Saturday 6 November saw a Christian prayer, Monday 8 November offered a Buddhist perspective, Tuesday 9 November saw Martin turning to the wisdom of Judaism and Wednesday 10 November provided a Sikh view, which was followed on Thursday 11 November with Islamic teachings focusing on the importance of humankind's balance within the broader perspective.
For his final Prayer of the Day Martin again turned to the idea of balance, this time examining the subject from a Daoist perspective.
Daoism – Finding the balance
A key idea of Daoism, the ancient traditional belief of China, is wu wei. It means 'actionless action.' It is about being, and through the nature of being, making things change but without forcing that change. The word Dao means Way, a Divine, universal Way. If we can be quiet long enough we can hear and see Nature guiding us. For example, how a river will slowly yet surely wear away a giant rock that falls into it. Through this Daoism has been able to work with nature rather than against it for millennia.
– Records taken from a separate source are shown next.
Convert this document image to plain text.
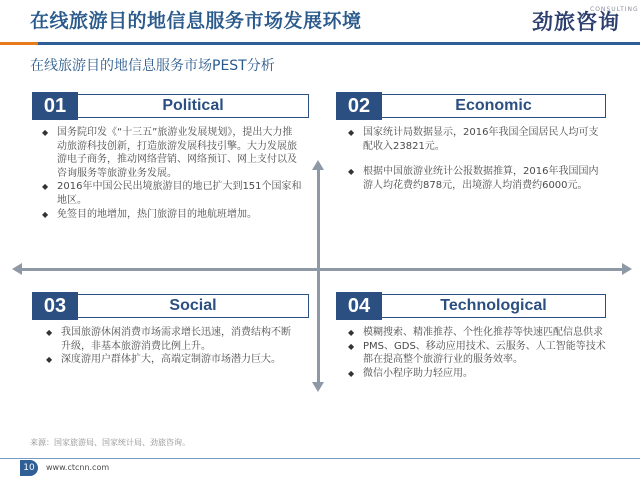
在线旅游目的地信息服务市场发展环境	劲旅咨询
CONSULTING
在线旅游目的地信息服务市场PEST分析
01	Political
◆ 国务院印发《“十三五”旅游业发展规划》，提出大力推动旅游科技创新，打造旅游发展科技引擎。大力发展旅游电子商务，推动网络营销、网络预订、网上支付以及咨询服务等旅游业务发展。
◆ 2016年中国公民出境旅游目的地已扩大到151个国家和地区。
◆ 免签目的地增加，热门旅游目的地航班增加。
02	Economic
◆ 国家统计局数据显示，2016年我国全国居民人均可支配收入23821元。
◆ 根据中国旅游业统计公报数据推算，2016年我国国内游人均花费约878元，出境游人均消费约6000元。
03	Social
◆ 我国旅游休闲消费市场需求增长迅速，消费结构不断升级，非基本旅游消费比例上升。
◆ 深度游用户群体扩大，高端定制游市场潜力巨大。
04	Technological
◆ 模糊搜索、精准推荐、个性化推荐等快速匹配信息供求
◆ PMS、GDS、移动应用技术、云服务、人工智能等技术都在提高整个旅游行业的服务效率。
◆ 微信小程序助力轻应用。
来源：国家旅游局、国家统计局、劲旅咨询。
10	www.ctcnn.com
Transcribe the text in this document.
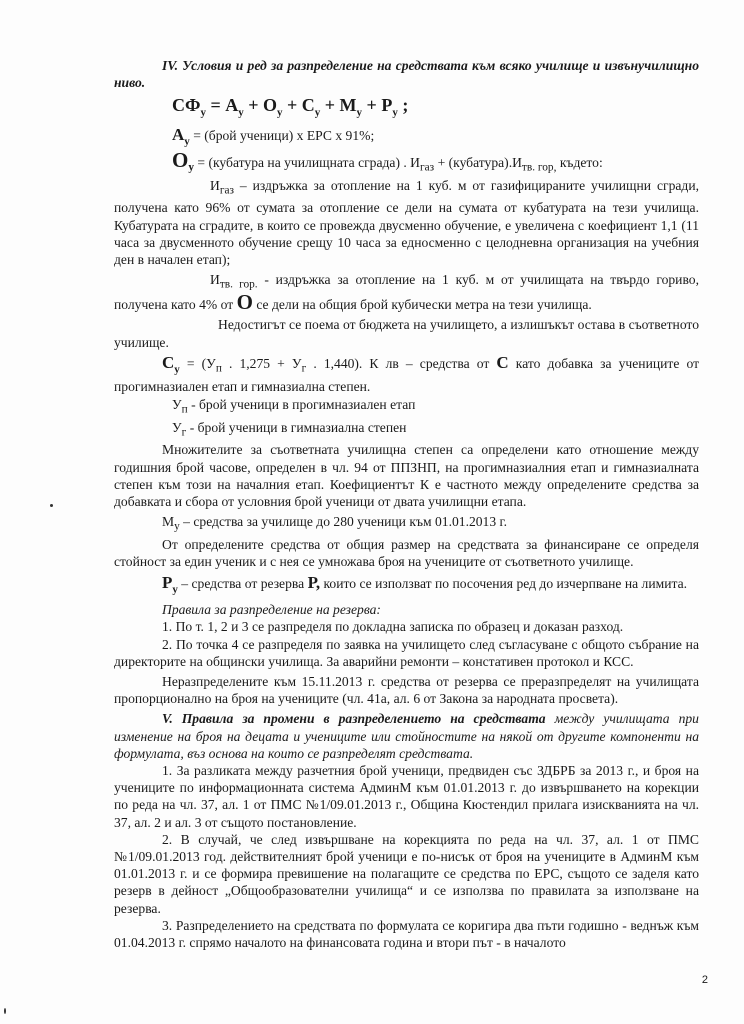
IV. Условия и ред за разпределение на средствата към всяко училище и извънучилищно ниво.

$СФ_у = А_у + О_у + С_у + М_у + Р_у$ ;

$А_у$ = (брой ученици) х ЕРС х 91%;

$О_у$ = (кубатура на училищната сграда) . $И_{газ}$ + $(кубатура).И_{тв. гор,}$ където:

$И_{газ}$ – издръжка за отопление на 1 куб. м от газифицираните училищни сгради, получена като 96% от сумата за отопление се дели на сумата от кубатурата на тези училища. Кубатурата на сградите, в които се провежда двусменно обучение, е увеличена с коефициент 1,1 (11 часа за двусменното обучение срещу 10 часа за едносменно с целодневна организация на учебния ден в начален етап);

$И_{тв. гор.}$ - издръжка за отопление на 1 куб. м от училищата на твърдо гориво, получена като 4% от О се дели на общия брой кубически метра на тези училища.

Недостигът се поема от бюджета на училището, а излишъкът остава в съответното училище.

$С_у = (У_п$ . $1,275 + У_г$ . 1,440). К лв – средства от С като добавка за учениците от прогимназиален етап и гимназиална степен.

$У_п$ - брой ученици в прогимназиален етап

$У_г$ - брой ученици в гимназиална степен

Множителите за съответната училищна степен са определени като отношение между годишния брой часове, определен в чл. 94 от ППЗНП, на прогимназиалния етап и гимназиалната степен към този на началния етап. Коефициентът К е частното между определените средства за добавката и сбора от условния брой ученици от двата училищни етапа.

$М_у$ – средства за училище до 280 ученици към 01.01.2013 г.

От определените средства от общия размер на средствата за финансиране се определя стойност за един ученик и с нея се умножава броя на учениците от съответното училище.

$Р_у$ – средства от резерва Р, които се използват по посочения ред до изчерпване на лимита.

Правила за разпределение на резерва:

1. По т. 1, 2 и 3 се разпределя по докладна записка по образец и доказан разход.

2. По точка 4 се разпределя по заявка на училището след съгласуване с общото събрание на директорите на общински училища. За аварийни ремонти – констативен протокол и КСС.

Неразпределените към 15.11.2013 г. средства от резерва се преразпределят на училищата пропорционално на броя на учениците (чл. 41а, ал. 6 от Закона за народната просвета).

V. Правила за промени в разпределението на средствата между училищата при изменение на броя на децата и учениците или стойностите на някой от другите компоненти на формулата, въз основа на които се разпределят средствата.

1. За разликата между разчетния брой ученици, предвиден със ЗДБРБ за 2013 г., и броя на учениците по информационната система АдминМ към 01.01.2013 г. до извършването на корекции по реда на чл. 37, ал. 1 от ПМС №1/09.01.2013 г., Община Кюстендил прилага изискванията на чл. 37, ал. 2 и ал. 3 от същото постановление.

2. В случай, че след извършване на корекцията по реда на чл. 37, ал. 1 от ПМС №1/09.01.2013 год. действителният брой ученици е по-нисък от броя на учениците в АдминМ към 01.01.2013 г. и се формира превишение на полагащите се средства по ЕРС, същото се заделя като резерв в дейност „Общообразователни училища“ и се използва по правилата за използване на резерва.

3. Разпределението на средствата по формулата се коригира два пъти годишно - веднъж към 01.04.2013 г. спрямо началото на финансовата година и втори път - в началото

2
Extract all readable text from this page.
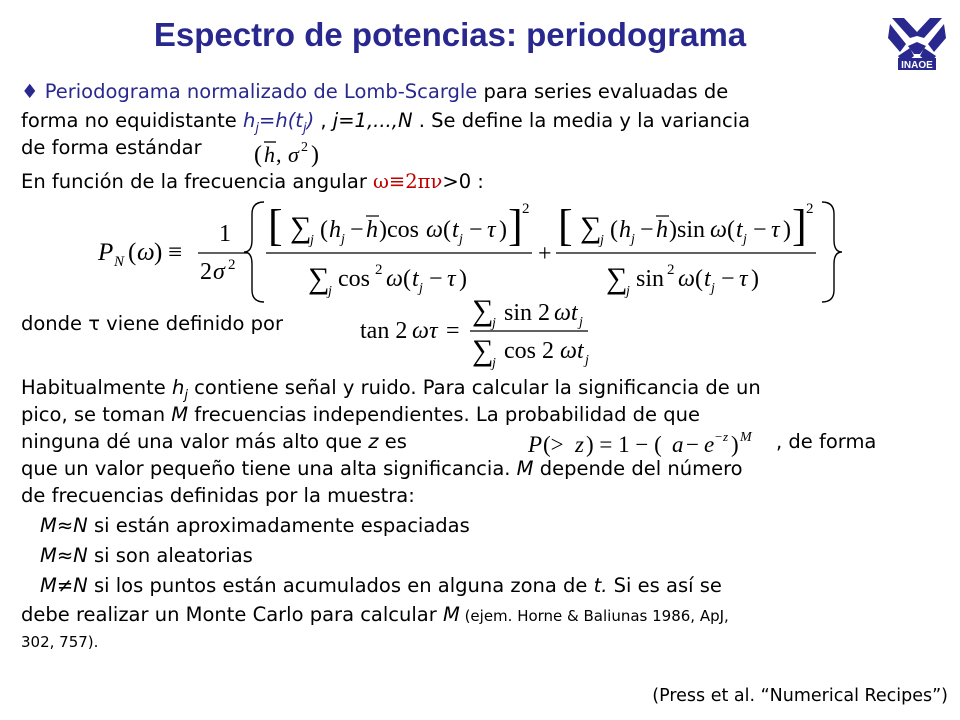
Espectro de potencias: periodograma
INAOE
♦ Periodograma normalizado de Lomb-Scargle para series evaluadas de
forma no equidistante $h_j=h(t_j)$ , j=1,...,N . Se define la media y la variancia
de forma estándar ( h , σ 2 )
En función de la frecuencia angular ω≡2πν>0 :
P N ( ω ) ≡
1
2 σ 2
[ ∑
j ( h j − h )cos ω ( t j − τ ) ] 2
∑
j cos 2 ω ( t j − τ )
+
[ ∑
j ( h j − h )sin ω ( t j − τ ) ] 2
∑
j sin 2 ω ( t j − τ )
donde τ viene definido por	tan 2 ωτ =
∑
j sin 2 ωt j
∑
j cos 2 ωt j
Habitualmente $h_j$ contiene señal y ruido. Para calcular la significancia de un
pico, se toman M frecuencias independientes. La probabilidad de que
ninguna dé una valor más alto que z es	P (> z ) = 1 − ( a − e − z ) M , de forma
que un valor pequeño tiene una alta significancia. M depende del número
de frecuencias definidas por la muestra:
M≈N si están aproximadamente espaciadas
M≈N si son aleatorias
M≠N si los puntos están acumulados en alguna zona de t. Si es así se
debe realizar un Monte Carlo para calcular M (ejem. Horne & Baliunas 1986, ApJ,
302, 757).
(Press et al. “Numerical Recipes”)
The Daoists are one of the major groups working to stop the illegal wildlife trade which threatens to wipe out species such as tigers and pangolins. First of all they pointed out that real Traditional Chinese Medicine never used animals, just plants, and then they set up nurseries to grow organic herbal medicine plants. They have also created eco-towns where the balance between human needs and those of the rest of nature can be ensured.
In other words, they have created the Way of Life, the Dao of Life that enables all of life to find a space to live within. This is captured in this reflective prayer from chapter 11 of Daoism’s key text the Dao de Jing:
Thirty spokes on a wheel Go towards the hub that is the centre But look, there is nothing in the centre and that is precisely why it works! If you mould a cup, you have to make a hollow: it is the emptiness within that makes it useful. In a house or room, it is the empty spaces – the doors, the windows - that make it usable. They all use what they are made of to do what they do but without their nothingness they would be nothing.